Diaghilev laughed and peered down at the stage where the dancers were still complaining about Nijinsky’s teaching methods.

‘I think the Ballets Russes are bringing ballet into a new world, a ballet very different to the one they teach at the Imperial Theatre School in St Petersburg. And ballet means so much more in Russia than it does here in London. Perhaps you could say we have made a start.’

Diaghilev picked up his cane and began twirling it round in his hand. ‘I hope you can see one thing clear, Lord Powerscourt. Whether it was the magazine about art, or the exhibition of the ancestors, or my work here, I live for my art. It is everything to me. Nothing must be allowed to get in the way. That is why I have not taken as much interest as perhaps I should in the unfortunate incidents that have marked our stay in London. To me they are like brushing a fly off my face. We shall have to find replacement dancers. I have written to one or two people back home already. I say home, but it remains my greatest regret that we are not able to bring my ballets to St Petersburg. I hope you do not think me heartless, that is all. Even now, in the splendour of Imperial London, we all miss our homeland. Now, if you will forgive me, I have to go to another meeting. I shall leave my principal calling card behind.’
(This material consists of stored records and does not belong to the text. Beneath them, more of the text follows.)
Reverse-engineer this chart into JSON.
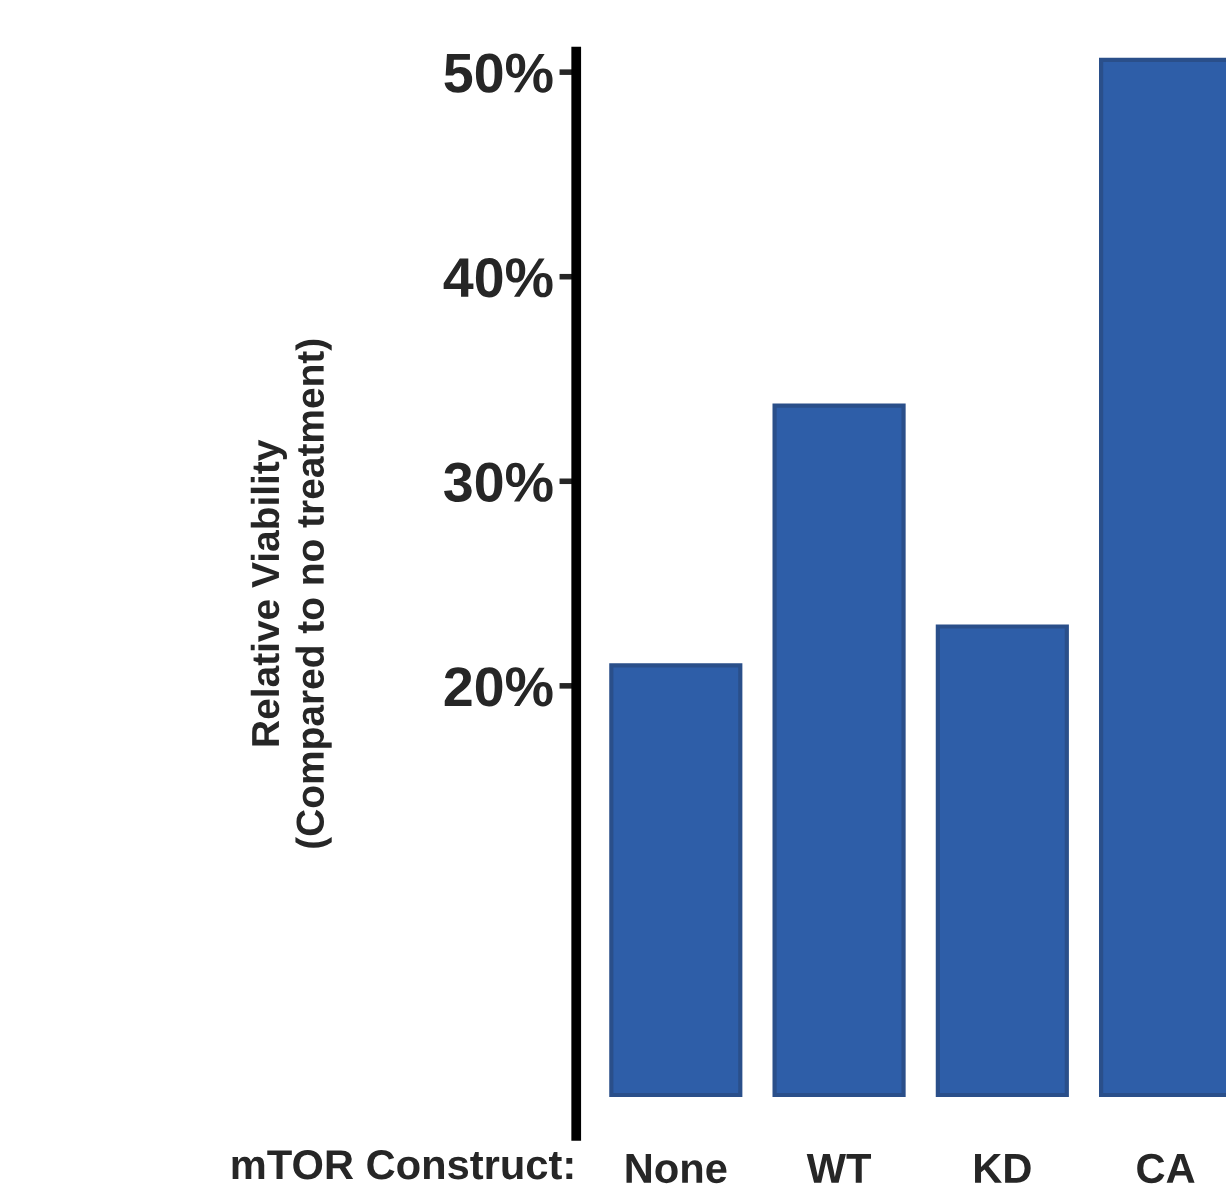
{
  "chart_data": {
    "type": "bar",
    "xlabel": "mTOR Construct:",
    "ylabel": "Relative Viability\n(Compared to no treatment)",
    "categories": [
      "None",
      "WT",
      "KD",
      "CA"
    ],
    "values": [
      21.0,
      33.7,
      22.9,
      50.6
    ],
    "color": "#2e5ea8",
    "ylim": [
      -2,
      51
    ],
    "yticks": [
      {
        "value": 20,
        "label": "20%"
      },
      {
        "value": 30,
        "label": "30%"
      },
      {
        "value": 40,
        "label": "40%"
      },
      {
        "value": 50,
        "label": "50%"
      }
    ],
    "grid": false
  }
}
‘Your principal calling card?’

‘I have to go to see Lady Ripon at her house in Coombe. Nijinsky is my principal calling card. Don’t think me so vain that I believe all the society ladies want to see me. They all want to see Nijinsky. He would be welcomed by every society hostess in London.’

‘I say, look here, I can’t talk to you now.’ Mark Butler, the last of the cousins who might inherit the earth, had been tracked down to the croquet lawn of Trinity College, Oxford. ‘This is a key match, you know, Trinity versus Balliol. Matches don’t get much more important than that.’